I buy an awful lot of ceramics on eBay and regrettably far too many items arrive broken, usually because they haven't been properly packaged.
I am saddened by the loss to the world of irreplaceable items which I've painstakingly singled out as being of interest to me and taken time and trouble to win in auctions which have usually lasted an entire week. Little wonder many collectors will not take the risk of buying on eBay.
They may have been bargains, or they may have been expensive, but it matters not! When my postman delivers battered parcels - usually leaving them on my doorstep under our "Christmas Tip" arrangement which saves me having to collect them from the Sorting Office - I know they're going to rattle and I know I haven't really won at all! Such disappointment after all my efforts is immediately followed by the realisation that ahead of me lies another disproportionately lengthy task of trying to salvage something from the wreckage.
Did I pay extra to have my purchases covered against such breakage, or wasn't I given the choice? Does it matter anyway?
Even if I paid for insurance did it actually cover the breakage of ceramics which are, after all, susceptible to damage? Which courer service was used and what are their terms?
Was my prized purchase properly packaged and, if not, will that fact invalidate any insurance I may have paid for?
Did I do anything wrong to deserve all this hassle? Could I have done anything differently?
NO - EVERYTHING WAS OUTSIDE MY CONTROL!
So here we go again. First I must photograph my broken treasure and then communicate with the vendor. The reply I get will determine whether the vendor is going to act honourably or not. Most often the answer is NOT - blame the courier. Don't you love those listings which state non-acceptence of any responsibility once the parcel has been sent? Even when the vendor is honourable I'm frequently asked to store the damaged item AND its packaging in case needed, or even to add to my loss by sending everything back. Yes, I know I could drive 5 miles to the sorting office and try to persuade them to return it for free but that costs even more in terms of transport and time. Most often the vendor suggests I make a compensation claim on the courier and some even send me the appropriate form!
Need I go on? You've all suffered the same fate I expect and even if you haven't YET you soon will. You may eventually get some or even all of your money back but you'll always disappointed!
I am writing this Guide in the hope that eBay might issue some useful guidelines, advice, or even rules. Currently their Detailed Seller Ratings are more concerned with Postage and Packing Charges and Dispatch Time!
My own policy as a seller in such circumstances (although I do everything possible to avoid the risk of any damage by over-packaging and therefore only suffer exceptional breakages - like "run over by forklift truck") is to IMMEDIATELY make a full refund including postage and then personally sort the matter out with the courier. I also use the following test to ensure my packaging is safe:
"Drop the finished parcel onto a concrete floor from a height of 3 feet". If the contents survive the packaging is probably adequate!

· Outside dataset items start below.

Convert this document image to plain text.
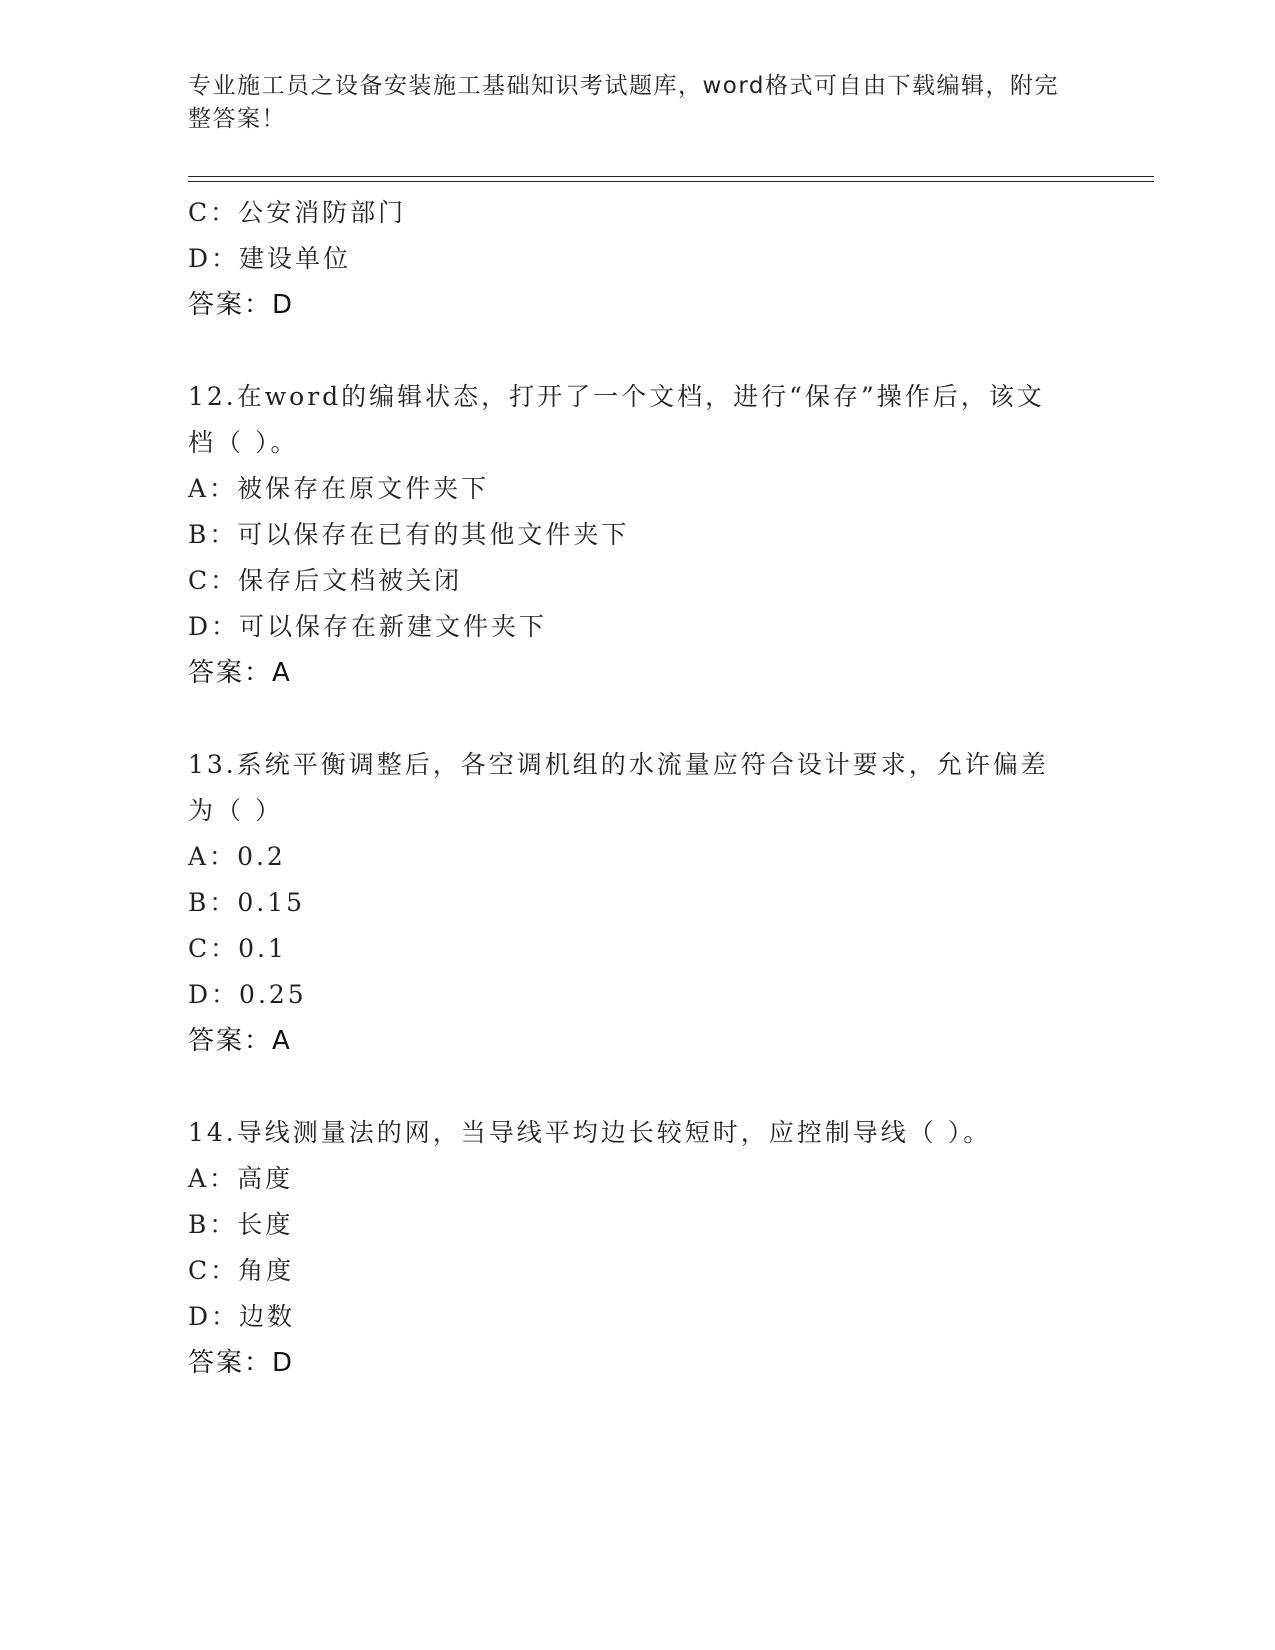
专业施工员之设备安装施工基础知识考试题库，word格式可自由下载编辑，附完整答案！
C：公安消防部门
D：建设单位
答案：D
12.在word的编辑状态，打开了一个文档，进行“保存”操作后，该文档（ ）。
A：被保存在原文件夹下
B：可以保存在已有的其他文件夹下
C：保存后文档被关闭
D：可以保存在新建文件夹下
答案：A
13.系统平衡调整后，各空调机组的水流量应符合设计要求，允许偏差为（ ）
A：0.2
B：0.15
C：0.1
D：0.25
答案：A
14.导线测量法的网，当导线平均边长较短时，应控制导线（ ）。
A：高度
B：长度
C：角度
D：边数
答案：D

Heavy or multiple items in the same parcel need extra special protection.
Go on - I challenge you.
Here are my own thoughts on the matter:
The contract for the carriage of goods is between the vendor (who packs and sends the parcel) and the courier, and in the event of damage to the parcel contents it is therefore the vendor who must make any compensation claim. The vendor is fully responsible for his or her own packaging standards and cannot refute this responsibility.
The vendor is also responsible for resolving the situation with the purchaser - that innocent buyer who's bought the goods and even paid for them to be sent. The poor purchaser hasn't even seen the goods until they arrive and surely can't be held responsible for anything in the packaging or delivery processes.
No amount of FRAGILE tape will protect badly packaged parcels. The fact is that parcels are handled - not always carefully - and stacked, and probably several times. They are simply boxes to their handlers who spend their lives moving them from one place to another. How many broken suitcases do you see on Airport carousels having merely been loaded onto a plane and later unloaded?
If the receiving of damaged purchases is disappointing to the purchaser the situation is best avoided by over-packaging, even if that results in a marginally increased postage cost. The current eBay drive towards FREE postage is likely to encourage vendors to skimp on packaging to keep postage costs low and is particularly unhelpful. Indeed, postage is NEVER FREE - it's simply absorbed into the vendor's costs to be met from sales proceeds, and it means that vendors actually pay eBay commission on postage!
The current eBay Detailed Seller Ratings should include a criteria for packaging standards and place less emphasis on dispatch time, for example:
Excellent, Good, Acceptable, Lucky, Poor (contents broken).
Wouldn't you rather receive your purchases undamaged even if a little slower?
So how about it eBay? Tell us what to do and how to do it.